Organic and Free-range: Convenient Myths
When faced with the arguments against intensive farming from the perspectives of the environment and animal welfare many people are tempted to opt for free-range or organic meats and dairy produce. This is a con.
Intensive agriculture in this country proliferated after WWII as a relief from food shortages. The idea is to produce as much food as fast and on as little land as possible. Animals are kept in crowded conditions which prevent them from ‘wasting’ energy moving about normally. Intensive farming made meat cheaper and more readily available. Now meat is consumed daily by most people. It simply isn’t possible to produce the same amount of meat to feed the same amount of people in a less intensive manner, there isn’t space.
Less intensive methods of farming animals are portrayed as being better for animal welfare. Even in free-range systems thousands of chickens may be packed into one shed; in order to be described as free range they must have theoretical access to the outside. Often this is merely some holes cut in the side of the shed through which animals can access a small outdoor area. As hens form strict hierarchies the reality is that very few animals ever actually go outside, the dominant hens will bully weaker animals and prevent them from being outside. The hens still have their beak ends removed, in a vain attempt to reduce aggression. Many of the birds suffer so badly with deformed limbs and other ailments that they are physically unable to go through the pop holes. Once outside there is little for birds to do and the areas are often no more than bare soil. The chickens are related to intensively reared birds and so are susceptible to illness and problems with extremes in temperature. The birds are still caught by rough chicken catchers before being taken to slaughter houses and killed in the same brutal way as all the others.
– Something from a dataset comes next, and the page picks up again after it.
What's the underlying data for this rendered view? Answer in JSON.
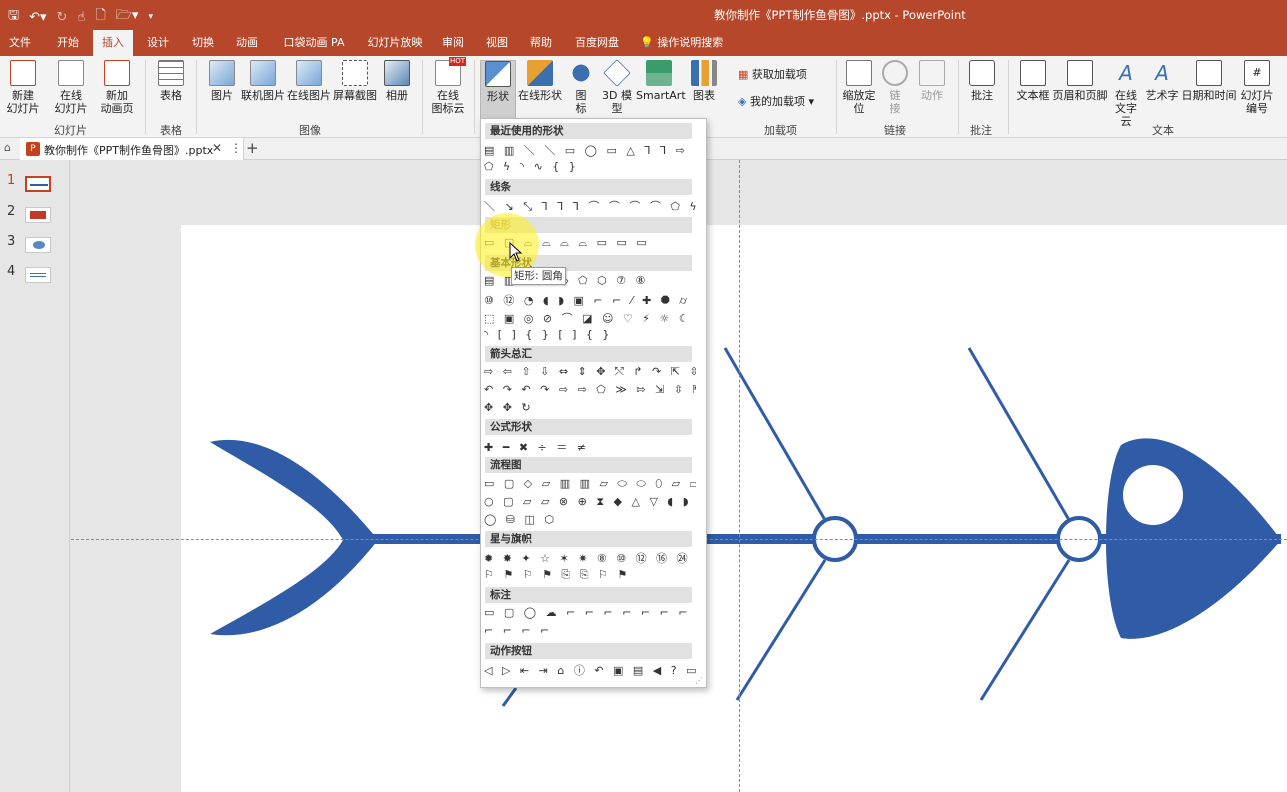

What ever the system animals are still routinely mutilated. Male chicks still don’t lay eggs (so are killed) and stressed pigs still have their tails removed. Organic milk comes from dairy cows which are fed organic food, but still have to give birth to a calf each year, a calf which will be taken away from her within two days.
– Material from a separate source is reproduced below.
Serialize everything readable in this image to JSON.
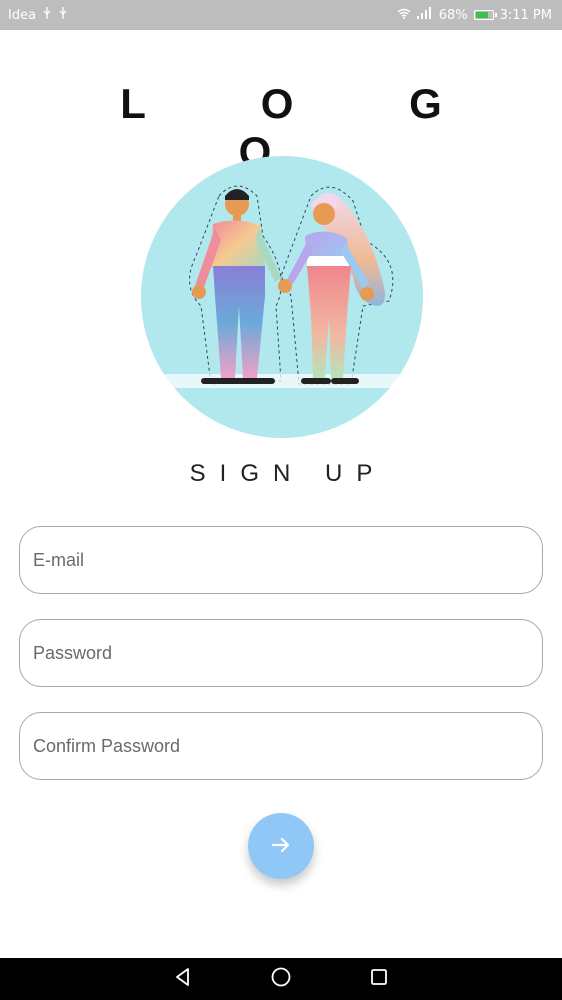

Organic standards may well be better for our health, improve the situation for wildlife and reduce the amounts of chemicals released into the atmosphere, but they barely make any difference in terms of animal welfare and none in terms of animal rights. The only compassionate thing to do for farmed animals is to stop eating them. We do however recommend that people eat organic plant produce where possible as it reduces the amount of wildlife which dies because of modern agricultural methods, but for farmed animals only veganism makes sense.